2025年12月1日 NEWS DAILY CONTENTS

「耳鳴り」と「睡眠」の密接な関係、オックスフォード大最新研究が示す可能性

耳鳴りの経験がない人には、その苦痛は想像するしかない。耳鳴りは自分だけに聞こえる主観的な音で、常に鳴り続ける場合もあれば、断続的に現れることもある。オックスフォード大学の神経科学者は、耳鳴りと睡眠が脳内で密接に関連している可能性を示唆している。科学関連ニュースサイト、サイエンスアラートが20日、伝えた。


写真はイメージ(photo: Unsplash / Jessica Flavia)

同大学の睡眠・概日リズム神経科学研究所のライナス・ミリンスキー博士は「耳鳴りは苦痛を伴う病態であり、睡眠は自然な生理現象だが、どちらも自発的な脳活動に依存している」と述べ、睡眠との共通性を探ることが耳鳴りの理解や新たな治療法につながる可能性があると指摘する。
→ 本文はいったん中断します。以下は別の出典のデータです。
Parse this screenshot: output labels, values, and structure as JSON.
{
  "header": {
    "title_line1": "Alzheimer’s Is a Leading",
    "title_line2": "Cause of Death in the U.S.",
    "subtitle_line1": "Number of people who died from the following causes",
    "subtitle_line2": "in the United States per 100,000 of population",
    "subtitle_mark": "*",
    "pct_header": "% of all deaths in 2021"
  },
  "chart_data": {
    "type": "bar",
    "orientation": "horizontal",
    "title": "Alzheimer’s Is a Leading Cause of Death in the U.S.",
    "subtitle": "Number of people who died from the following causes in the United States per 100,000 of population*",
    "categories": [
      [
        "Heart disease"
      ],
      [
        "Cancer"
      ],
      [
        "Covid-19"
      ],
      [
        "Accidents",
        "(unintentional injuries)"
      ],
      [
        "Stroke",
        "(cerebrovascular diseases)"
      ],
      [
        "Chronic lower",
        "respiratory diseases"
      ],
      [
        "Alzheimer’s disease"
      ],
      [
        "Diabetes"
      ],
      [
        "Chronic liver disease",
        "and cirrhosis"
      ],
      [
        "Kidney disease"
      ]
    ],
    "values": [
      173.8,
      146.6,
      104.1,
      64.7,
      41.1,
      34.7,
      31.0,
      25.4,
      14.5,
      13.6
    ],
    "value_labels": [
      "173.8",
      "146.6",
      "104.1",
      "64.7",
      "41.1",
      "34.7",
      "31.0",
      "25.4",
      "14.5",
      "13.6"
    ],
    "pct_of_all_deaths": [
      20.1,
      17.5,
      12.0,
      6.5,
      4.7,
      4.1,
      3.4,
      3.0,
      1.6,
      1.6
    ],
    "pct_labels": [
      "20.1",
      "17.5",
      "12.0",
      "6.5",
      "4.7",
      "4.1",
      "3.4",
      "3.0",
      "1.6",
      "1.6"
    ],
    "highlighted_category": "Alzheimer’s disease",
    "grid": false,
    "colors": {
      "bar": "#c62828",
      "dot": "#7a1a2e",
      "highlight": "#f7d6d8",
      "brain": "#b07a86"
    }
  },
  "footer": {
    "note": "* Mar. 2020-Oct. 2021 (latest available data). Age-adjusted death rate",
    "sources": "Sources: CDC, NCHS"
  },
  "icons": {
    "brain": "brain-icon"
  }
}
耳鳴りは“幻覚知覚“の一種で、物理的には存在しない音を知覚する現象だ。本来、幻覚知覚は睡眠中にのみ生じることが多いが、世界人口の約15%は覚醒時にも耳鳴りを経験する。最も一般的な幻覚知覚であるにもかかわらず、その原因や治療法は依然として不明確だ。患者の多くが睡眠障害を併発しているにもかかわらず、両者の関連は最近まで注目されてこなかった。

ミリンスキー博士らは2022年、睡眠が耳鳴りに与える影響と逆の影響を初めてレビューし、深い眠り(ノンレム睡眠)で発生する大規模な自発的脳活動が耳鳴りを抑制する可能性を示した。人間と聴覚系が類似したフェレットを用いた2024年の実験では、強い耳鳴りを発症した個体が睡眠障害を示し、ノンレム睡眠に入ると過活動が抑えられることが確認された。これは、睡眠が同じ脳回路を介して耳鳴りを一時的に緩和する可能性を示す。

ミリンスキー博士は「耳鳴りは睡眠の質を悪化させ、逆に睡眠不足は耳鳴りを悪化させる悪循環を生む可能性がある」とし、ストレスが耳鳴りの悪化や発症の引き金になり得る点も指摘する。

この研究は、耳鳴りの新たな治療法開発だけでなく、睡眠という脳の重要な生理現象の理解にも貢献する可能性がある。